Google Self-Driving Car ou Driverless Car, “AppleCar” ou “Windows 4X4”, até poderão ser marcas sexy, de veículos muito evoluídos, e concorrerem de forma determinante para a eficiência de cada um de nós e para a redução da sinistralidade. No entanto, pelo menos por ora e para mim (suponho que para grande parte do último grupo), os momentos de limpeza mental, descontração, diversão ou apenas prazer ao volante de uma macchina são incomparavelmente mais humanos e não menor ferramenta de eficiência pelo que nos aproxima da criatividade pelo sonho.

Sem filas de trânsito (que a existência de veículos autómatos não evitará), um bom volante funciona como um autêntico SPA para a mente. A teoria dos “zero acidentes”, grande argumento de alguns daqueles construtores (por exemplo, a Volvo) de veículos autónomos é, na minha opinião, um disparate. Nos últimos 30 anos ou 40 anos, na aviação comercial, os incidentes e acidentes, sobretudo os fatais, tiveram como principais fatores concorrentes os erros de interpretação de dados por parte dos sistemas, que logo de seguida entram em colapso, ou aspetos físicos externos ao aparelho e tripulação.

Não estou a defender a quebra de tecnologia nos veículos de transporte, quaisquer que sejam.
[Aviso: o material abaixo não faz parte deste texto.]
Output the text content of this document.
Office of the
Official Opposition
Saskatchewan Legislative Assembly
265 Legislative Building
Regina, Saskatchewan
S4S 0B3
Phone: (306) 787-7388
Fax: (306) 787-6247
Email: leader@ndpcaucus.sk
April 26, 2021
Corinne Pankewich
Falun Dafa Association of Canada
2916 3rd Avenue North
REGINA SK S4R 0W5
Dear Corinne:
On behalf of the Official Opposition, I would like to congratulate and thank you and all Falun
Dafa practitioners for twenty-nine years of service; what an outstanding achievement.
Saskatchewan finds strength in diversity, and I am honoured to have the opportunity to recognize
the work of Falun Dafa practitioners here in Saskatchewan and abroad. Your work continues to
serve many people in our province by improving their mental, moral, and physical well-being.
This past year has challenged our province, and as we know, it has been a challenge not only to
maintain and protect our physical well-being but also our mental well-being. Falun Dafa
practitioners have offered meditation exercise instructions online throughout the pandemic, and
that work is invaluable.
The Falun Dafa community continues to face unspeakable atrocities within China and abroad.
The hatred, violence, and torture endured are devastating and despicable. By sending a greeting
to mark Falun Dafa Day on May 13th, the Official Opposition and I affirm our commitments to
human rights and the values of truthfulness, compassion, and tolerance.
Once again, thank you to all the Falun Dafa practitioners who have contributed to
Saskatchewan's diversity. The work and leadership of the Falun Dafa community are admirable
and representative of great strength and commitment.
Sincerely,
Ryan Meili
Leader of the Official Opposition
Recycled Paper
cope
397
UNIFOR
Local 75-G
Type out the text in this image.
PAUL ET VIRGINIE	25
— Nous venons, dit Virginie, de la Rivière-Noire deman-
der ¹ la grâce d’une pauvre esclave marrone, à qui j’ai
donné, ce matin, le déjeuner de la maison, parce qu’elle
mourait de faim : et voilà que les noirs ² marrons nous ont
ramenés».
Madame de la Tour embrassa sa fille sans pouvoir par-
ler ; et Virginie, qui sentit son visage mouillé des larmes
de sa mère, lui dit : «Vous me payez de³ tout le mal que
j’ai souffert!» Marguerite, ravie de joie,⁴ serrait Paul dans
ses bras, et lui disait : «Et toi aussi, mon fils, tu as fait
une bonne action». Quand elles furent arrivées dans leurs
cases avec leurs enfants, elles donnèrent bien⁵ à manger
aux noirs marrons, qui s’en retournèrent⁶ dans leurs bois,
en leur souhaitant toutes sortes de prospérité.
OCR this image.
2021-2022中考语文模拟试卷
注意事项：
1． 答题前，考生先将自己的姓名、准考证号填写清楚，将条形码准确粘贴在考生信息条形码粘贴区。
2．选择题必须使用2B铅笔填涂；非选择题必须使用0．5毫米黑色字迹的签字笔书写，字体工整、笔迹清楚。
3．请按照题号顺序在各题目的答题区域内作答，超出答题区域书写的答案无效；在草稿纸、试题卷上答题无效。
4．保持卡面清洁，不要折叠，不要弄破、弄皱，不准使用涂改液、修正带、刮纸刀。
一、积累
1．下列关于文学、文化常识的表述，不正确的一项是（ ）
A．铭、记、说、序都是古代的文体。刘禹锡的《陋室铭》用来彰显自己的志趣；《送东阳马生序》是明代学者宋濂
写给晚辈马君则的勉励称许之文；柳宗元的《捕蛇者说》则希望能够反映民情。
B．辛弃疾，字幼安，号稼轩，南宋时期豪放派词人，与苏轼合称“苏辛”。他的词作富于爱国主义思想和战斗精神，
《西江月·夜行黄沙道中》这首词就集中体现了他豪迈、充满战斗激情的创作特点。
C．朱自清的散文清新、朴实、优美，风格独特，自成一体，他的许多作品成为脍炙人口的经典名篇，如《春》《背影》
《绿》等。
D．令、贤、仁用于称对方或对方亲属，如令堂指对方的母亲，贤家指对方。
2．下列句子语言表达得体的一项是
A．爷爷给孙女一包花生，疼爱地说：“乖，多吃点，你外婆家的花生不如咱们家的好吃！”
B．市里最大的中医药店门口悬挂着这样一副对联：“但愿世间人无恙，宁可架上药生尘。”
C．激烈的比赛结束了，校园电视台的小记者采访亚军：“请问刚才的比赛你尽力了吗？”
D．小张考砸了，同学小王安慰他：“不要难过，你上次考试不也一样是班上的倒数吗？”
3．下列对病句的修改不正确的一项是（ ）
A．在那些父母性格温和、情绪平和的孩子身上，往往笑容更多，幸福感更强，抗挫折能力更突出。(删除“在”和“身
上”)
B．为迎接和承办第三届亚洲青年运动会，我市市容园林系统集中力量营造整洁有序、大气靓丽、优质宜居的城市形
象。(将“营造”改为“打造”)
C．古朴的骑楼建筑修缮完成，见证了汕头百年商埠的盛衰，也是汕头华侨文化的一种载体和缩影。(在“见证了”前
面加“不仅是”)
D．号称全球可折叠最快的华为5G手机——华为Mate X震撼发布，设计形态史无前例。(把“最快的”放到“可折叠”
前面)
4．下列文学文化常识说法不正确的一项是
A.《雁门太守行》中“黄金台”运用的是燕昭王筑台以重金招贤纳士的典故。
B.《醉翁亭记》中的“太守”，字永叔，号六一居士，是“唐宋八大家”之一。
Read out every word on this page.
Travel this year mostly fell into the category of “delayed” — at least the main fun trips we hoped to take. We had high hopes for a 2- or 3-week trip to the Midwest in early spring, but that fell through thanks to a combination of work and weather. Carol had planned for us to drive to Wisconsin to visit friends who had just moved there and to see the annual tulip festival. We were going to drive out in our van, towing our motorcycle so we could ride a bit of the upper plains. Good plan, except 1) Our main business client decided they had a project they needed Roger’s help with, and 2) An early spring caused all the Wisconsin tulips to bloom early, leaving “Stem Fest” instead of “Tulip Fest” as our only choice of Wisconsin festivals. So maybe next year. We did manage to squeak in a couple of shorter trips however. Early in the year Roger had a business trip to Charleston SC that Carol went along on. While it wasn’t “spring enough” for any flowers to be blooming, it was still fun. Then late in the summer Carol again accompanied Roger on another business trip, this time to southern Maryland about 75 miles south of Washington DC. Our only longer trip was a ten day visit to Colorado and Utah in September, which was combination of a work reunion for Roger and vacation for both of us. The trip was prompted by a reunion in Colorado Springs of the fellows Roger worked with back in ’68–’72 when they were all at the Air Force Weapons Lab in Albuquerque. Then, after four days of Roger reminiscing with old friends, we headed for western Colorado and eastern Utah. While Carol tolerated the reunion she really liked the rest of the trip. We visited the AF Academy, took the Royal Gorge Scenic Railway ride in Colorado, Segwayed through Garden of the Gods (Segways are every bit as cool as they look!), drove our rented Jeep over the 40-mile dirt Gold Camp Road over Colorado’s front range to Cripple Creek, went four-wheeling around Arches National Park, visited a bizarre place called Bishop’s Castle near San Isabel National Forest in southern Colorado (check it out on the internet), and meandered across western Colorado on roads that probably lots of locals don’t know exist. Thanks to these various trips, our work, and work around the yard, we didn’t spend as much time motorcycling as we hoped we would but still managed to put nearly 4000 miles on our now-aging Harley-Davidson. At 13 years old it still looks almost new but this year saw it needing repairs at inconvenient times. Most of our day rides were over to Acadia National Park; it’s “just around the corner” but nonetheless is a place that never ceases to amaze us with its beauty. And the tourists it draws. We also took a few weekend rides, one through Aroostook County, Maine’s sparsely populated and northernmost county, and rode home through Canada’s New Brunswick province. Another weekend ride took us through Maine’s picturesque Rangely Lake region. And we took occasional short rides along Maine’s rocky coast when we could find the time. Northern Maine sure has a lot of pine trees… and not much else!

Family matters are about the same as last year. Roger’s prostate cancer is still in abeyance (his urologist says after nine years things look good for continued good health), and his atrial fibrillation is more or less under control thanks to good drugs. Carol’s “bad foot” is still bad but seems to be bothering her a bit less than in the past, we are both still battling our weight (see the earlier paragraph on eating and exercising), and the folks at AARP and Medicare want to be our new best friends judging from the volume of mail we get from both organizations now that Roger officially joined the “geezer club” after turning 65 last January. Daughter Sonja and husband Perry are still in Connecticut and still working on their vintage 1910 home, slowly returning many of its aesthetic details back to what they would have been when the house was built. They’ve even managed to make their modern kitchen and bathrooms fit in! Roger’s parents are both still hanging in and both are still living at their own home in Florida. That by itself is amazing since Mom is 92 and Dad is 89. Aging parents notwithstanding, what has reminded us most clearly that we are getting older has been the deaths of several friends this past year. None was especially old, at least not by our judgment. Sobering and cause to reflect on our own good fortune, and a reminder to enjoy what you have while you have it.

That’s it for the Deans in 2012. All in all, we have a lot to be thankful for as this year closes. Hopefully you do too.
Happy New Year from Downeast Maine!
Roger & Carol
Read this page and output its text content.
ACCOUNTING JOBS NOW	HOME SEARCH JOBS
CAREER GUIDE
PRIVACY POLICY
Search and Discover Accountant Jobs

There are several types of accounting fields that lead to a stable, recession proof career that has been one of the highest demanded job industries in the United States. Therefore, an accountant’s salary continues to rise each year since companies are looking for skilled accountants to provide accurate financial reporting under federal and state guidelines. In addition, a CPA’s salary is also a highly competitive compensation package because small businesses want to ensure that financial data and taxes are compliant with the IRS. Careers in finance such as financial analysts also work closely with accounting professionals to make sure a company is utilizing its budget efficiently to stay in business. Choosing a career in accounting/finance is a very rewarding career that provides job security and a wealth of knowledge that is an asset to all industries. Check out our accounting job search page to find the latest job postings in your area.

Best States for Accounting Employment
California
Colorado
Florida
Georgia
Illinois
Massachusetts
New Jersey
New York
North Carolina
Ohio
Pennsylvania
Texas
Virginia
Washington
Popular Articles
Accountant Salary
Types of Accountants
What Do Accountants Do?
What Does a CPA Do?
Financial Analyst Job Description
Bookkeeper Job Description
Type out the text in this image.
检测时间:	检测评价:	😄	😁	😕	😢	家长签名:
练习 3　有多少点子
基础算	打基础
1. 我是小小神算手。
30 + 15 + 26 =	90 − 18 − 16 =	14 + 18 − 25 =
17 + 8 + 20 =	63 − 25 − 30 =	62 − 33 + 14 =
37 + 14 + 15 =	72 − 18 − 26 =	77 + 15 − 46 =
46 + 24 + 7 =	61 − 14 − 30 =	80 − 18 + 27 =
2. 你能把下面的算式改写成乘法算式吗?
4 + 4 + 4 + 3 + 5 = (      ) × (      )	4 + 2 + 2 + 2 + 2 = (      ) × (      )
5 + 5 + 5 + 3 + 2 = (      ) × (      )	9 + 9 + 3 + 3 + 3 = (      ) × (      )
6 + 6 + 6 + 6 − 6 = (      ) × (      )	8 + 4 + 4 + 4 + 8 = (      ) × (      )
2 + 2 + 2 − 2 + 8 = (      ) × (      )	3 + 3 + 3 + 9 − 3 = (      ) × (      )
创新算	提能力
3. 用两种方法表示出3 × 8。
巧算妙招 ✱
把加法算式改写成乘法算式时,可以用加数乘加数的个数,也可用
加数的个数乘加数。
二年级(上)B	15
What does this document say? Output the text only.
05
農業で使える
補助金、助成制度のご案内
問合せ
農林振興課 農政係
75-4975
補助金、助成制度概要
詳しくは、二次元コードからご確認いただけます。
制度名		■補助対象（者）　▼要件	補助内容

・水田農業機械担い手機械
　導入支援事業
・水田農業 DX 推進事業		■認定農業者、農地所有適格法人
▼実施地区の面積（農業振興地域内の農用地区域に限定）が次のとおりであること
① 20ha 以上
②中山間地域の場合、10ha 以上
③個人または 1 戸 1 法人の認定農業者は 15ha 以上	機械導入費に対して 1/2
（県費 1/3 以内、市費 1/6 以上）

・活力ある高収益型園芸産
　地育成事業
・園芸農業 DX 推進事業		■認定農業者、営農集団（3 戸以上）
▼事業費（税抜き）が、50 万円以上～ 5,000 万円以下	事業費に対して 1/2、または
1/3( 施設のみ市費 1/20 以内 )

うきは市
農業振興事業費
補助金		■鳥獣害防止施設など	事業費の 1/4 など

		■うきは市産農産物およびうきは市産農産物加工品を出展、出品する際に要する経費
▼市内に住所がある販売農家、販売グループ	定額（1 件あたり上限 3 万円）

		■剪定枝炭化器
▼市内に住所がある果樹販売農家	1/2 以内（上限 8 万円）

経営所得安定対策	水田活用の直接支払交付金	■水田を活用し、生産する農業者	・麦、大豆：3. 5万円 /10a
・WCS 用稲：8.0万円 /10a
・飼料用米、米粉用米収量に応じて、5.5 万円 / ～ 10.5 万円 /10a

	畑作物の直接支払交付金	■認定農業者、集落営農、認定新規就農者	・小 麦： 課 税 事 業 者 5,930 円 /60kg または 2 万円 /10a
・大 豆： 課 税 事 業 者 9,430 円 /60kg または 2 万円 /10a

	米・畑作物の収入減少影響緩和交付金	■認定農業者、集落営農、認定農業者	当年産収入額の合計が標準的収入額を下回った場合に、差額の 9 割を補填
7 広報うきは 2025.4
A tecnologia tem sido fundamental na melhoria da nossa segurança e, portanto, a sua contínua evolução e introdução só irá resultar na redução de acidentes, sejam no ar, no mar ou rodoviários – mas já será ingénuo pensar na sua eliminação.

Finalmente e declarando-me contra, confesso admitir que esta tendência nos leve em 2040 a uma realidade automóvel tão asséptica e virtual quão desinteressante para os tais 75% dos casos. E, nesse caso, sendo provável estar ainda pendente nos tribunais portugueses, o caso Táxis-Uber, ficará driverless resolvido.